"Wow! What a wonderful post, Patricia.This is an interesting plot for a Lula romance. Patricia enjoys a few cognacs, but more than one small glass of red wine is anathema to Rob's health. A marriage with problems from the start? Will Patricia be able to sacrifice her penchant for a few glasses of cognac in order to achieve harmonious union with Rob? We're holding our breath for the next episode."
Ray, you simply have to consult with our people who will, in due course, consult with your people. We are ever open to negotiation and the exchange of business ideas. Perhaps LuLa might care to sponsor a boat trip along the Canal du Midi (with full mariner support included, of course, though an adventure by hotel barge instead would save the sponsor money on ancillary staff)? You know whom to contact.
I wonder about your twin options (I accept you cover your bets by including all the stops in between) as motivators for hanging a photograph, but I suppose there’s truth in both the extremes. Where there is no room for argument, however, is in your belief that your own work is the best. Of course it is. I have always shared that point of view – how else could one face the commercial world with less personal armour than that basic tenet?
“First, the obvious and most prevalent reason to hang any picture on a wall is because it has emotional relevance. It resonates with some past experience. It may be a picture of a dog, one's marriage, one's kids, one's wife, one's graduation ceremony, the Bratislava cup for Ice Hockey, one's father, one's great grandfather, the scene down the road, or even an Ansel Adam's photo of Yosemite because one visited the place and was mightily impressed by the beauty of the scenery, etc etc.”
I think you have posited the main reason for the young hanging posters in their bedroom. However filling the home with photographs of weddings, children, their children (ad infinitum), students wearing grad hats, all of that tends (to me) to smack of obligation rather than personal choice; I sense the presence of dominant others. Those photographs belong in albums or large biscuit tins. As an aside, I worry about the concatenation of dogs, marriage, kids and wife; whatever created that?
There’s some truth, borne out in my own experience, in the idea of the value of the photographic memento: we bought some prints (and books, too) from a talented photographer at his gallery in Sarlat. But, I really wonder if the motive was as simple as something to hang on the wall – in our bedroom, in the event – rather than something on which to hang! Emotions are strange things; I sometimes wonder if premonition can strike a decade before its time.

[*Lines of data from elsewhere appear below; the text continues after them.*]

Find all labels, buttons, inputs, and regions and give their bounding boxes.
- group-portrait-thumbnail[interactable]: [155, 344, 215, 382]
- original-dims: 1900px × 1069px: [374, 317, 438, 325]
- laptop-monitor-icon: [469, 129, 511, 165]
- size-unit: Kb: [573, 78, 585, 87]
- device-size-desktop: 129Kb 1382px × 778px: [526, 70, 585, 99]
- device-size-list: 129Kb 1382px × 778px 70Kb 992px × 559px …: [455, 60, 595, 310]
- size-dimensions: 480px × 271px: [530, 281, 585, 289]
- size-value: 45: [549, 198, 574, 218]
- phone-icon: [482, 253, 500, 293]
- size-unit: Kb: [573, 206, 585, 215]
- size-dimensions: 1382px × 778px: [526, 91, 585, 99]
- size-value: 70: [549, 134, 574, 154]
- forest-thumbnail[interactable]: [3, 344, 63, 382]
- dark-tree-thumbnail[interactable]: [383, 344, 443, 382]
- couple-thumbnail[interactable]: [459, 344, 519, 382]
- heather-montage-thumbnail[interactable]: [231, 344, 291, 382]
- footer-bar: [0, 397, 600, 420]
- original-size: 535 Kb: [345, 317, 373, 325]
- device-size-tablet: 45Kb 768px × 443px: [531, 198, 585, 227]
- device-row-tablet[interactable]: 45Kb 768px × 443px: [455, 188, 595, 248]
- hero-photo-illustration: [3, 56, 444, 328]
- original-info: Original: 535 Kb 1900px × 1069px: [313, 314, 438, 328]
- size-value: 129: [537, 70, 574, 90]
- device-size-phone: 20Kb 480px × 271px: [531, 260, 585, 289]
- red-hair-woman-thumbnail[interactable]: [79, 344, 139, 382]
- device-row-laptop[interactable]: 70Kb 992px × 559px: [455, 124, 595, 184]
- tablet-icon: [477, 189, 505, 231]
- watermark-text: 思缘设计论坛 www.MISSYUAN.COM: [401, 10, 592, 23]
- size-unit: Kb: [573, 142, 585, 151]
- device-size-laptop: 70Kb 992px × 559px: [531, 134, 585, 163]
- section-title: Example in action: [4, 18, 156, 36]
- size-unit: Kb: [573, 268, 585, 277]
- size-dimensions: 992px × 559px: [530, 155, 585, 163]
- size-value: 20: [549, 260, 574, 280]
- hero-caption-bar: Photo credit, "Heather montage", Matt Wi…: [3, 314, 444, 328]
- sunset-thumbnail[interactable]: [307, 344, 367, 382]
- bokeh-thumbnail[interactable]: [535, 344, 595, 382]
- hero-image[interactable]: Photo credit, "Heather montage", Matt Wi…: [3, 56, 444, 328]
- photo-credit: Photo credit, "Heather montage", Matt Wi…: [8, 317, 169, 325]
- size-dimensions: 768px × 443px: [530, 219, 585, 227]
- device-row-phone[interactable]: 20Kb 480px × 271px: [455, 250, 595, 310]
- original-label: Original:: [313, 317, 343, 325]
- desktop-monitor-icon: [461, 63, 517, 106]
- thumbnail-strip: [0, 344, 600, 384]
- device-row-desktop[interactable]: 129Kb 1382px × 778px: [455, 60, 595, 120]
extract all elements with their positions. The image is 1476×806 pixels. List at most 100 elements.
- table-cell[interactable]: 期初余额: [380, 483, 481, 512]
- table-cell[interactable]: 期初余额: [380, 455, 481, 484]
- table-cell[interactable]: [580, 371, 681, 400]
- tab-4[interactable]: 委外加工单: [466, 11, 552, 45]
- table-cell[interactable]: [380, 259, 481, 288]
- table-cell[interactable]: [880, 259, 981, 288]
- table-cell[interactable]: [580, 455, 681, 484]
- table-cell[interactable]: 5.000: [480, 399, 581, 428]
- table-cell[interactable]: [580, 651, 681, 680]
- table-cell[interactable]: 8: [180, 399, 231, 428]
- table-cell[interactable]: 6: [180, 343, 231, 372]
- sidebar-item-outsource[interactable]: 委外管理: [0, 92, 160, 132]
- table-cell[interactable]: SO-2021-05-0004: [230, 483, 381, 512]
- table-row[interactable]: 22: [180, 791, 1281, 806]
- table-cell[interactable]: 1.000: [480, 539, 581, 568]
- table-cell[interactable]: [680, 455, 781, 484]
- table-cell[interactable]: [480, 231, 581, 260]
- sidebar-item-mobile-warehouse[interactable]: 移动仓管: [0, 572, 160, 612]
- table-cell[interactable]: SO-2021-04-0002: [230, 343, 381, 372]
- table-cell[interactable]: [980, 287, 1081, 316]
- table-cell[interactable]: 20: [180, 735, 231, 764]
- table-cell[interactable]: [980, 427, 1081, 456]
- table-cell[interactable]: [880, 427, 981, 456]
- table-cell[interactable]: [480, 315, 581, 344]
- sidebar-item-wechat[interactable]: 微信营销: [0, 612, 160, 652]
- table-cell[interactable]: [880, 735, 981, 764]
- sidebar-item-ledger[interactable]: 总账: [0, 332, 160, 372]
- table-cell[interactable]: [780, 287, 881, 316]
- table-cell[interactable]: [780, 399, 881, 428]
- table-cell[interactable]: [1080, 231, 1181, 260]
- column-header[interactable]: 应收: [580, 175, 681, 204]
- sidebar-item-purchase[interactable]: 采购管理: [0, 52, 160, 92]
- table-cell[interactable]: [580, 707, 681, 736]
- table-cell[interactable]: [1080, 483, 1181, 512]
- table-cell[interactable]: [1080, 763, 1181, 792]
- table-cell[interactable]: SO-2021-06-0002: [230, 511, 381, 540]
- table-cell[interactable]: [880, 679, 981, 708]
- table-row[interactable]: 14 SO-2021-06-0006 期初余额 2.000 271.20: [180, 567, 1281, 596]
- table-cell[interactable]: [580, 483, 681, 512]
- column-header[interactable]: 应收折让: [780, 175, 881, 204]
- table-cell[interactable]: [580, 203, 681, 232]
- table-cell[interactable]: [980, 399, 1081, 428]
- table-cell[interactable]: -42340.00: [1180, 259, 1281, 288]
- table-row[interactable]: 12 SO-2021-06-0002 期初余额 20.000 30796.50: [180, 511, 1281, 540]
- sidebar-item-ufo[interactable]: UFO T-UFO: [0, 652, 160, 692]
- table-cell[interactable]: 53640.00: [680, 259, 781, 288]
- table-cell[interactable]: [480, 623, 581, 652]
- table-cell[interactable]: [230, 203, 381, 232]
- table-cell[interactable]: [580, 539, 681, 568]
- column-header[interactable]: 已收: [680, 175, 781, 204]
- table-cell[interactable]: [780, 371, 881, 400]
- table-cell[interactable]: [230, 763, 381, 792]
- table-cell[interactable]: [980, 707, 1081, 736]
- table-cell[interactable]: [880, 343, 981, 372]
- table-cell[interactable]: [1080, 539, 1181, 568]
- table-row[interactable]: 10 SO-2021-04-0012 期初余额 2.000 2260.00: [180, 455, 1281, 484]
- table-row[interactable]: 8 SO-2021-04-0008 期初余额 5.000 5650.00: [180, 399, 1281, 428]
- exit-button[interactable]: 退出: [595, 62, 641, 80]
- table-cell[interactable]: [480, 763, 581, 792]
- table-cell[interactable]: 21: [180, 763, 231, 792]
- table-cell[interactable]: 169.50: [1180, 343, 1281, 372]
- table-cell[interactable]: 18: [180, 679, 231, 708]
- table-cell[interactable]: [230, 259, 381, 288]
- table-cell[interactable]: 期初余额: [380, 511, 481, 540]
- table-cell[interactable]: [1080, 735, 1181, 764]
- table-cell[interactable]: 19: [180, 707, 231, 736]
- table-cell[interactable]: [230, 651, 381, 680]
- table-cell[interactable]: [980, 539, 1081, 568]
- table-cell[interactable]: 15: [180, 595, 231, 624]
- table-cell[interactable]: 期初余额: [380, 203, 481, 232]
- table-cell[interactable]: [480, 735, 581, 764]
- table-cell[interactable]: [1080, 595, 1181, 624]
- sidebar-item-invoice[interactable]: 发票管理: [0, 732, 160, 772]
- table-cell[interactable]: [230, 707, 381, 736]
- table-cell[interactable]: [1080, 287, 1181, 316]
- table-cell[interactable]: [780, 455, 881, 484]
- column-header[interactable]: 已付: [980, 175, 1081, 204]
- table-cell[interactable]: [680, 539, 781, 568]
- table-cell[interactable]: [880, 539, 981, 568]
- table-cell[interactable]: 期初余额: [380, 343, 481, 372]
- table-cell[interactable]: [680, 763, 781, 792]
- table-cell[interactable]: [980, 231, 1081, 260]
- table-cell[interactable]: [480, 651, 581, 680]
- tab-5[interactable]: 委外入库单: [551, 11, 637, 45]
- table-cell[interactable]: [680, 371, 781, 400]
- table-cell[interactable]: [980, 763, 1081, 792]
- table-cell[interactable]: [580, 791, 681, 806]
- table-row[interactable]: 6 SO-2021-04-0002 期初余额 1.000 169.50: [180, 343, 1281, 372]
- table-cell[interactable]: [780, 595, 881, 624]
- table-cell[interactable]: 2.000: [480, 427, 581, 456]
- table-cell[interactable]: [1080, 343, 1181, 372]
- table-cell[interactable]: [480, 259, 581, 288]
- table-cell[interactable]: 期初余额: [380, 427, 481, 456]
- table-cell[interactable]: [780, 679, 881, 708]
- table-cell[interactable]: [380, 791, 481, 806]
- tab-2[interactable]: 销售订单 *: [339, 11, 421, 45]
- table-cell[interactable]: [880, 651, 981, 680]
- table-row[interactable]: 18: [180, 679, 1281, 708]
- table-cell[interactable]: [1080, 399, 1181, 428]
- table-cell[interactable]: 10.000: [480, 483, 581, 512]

“At the other extreme, one may have the need to create a persona that attempts to describe a fictional representation of who you would really like to be.”
That’s a real and ever present danger. But, can one argue that if the need is already there to create that representation of self, then that’s who and what one really is, that it’s only circumstance that prevents the flowering of self that would permit what might otherwise be seen only as façade, a fiction of self? I certainly hope that most of the people that I’ve met are not really only what they appear to be!
“You may then choose paintings or photos to hang on your wall that correspond with that artificial persona. Paintings or photos that indicate to others that you are a person of taste, and/or great wealth, or simply 'cool' or avant-garde, etc. etc.”
The flaw in the position, of course, is that without that native taste one wouldn’t really know which things to choose in order to create the mythical ‘you’. (I am excluding, here, those who can afford to hire professional interior designers/decorators, by which stage they have no need to apologize to anyone for their decorative style. Was it not ever so?) And, even more fundamentally, would one even be aware of the lacking elements in one’s desired image were the intrinsic quality not already there in the current manifestation of the perceived self?
As I have noted before, and modern technology bears out, there are always more answers than questions, not a commonly shared opinion.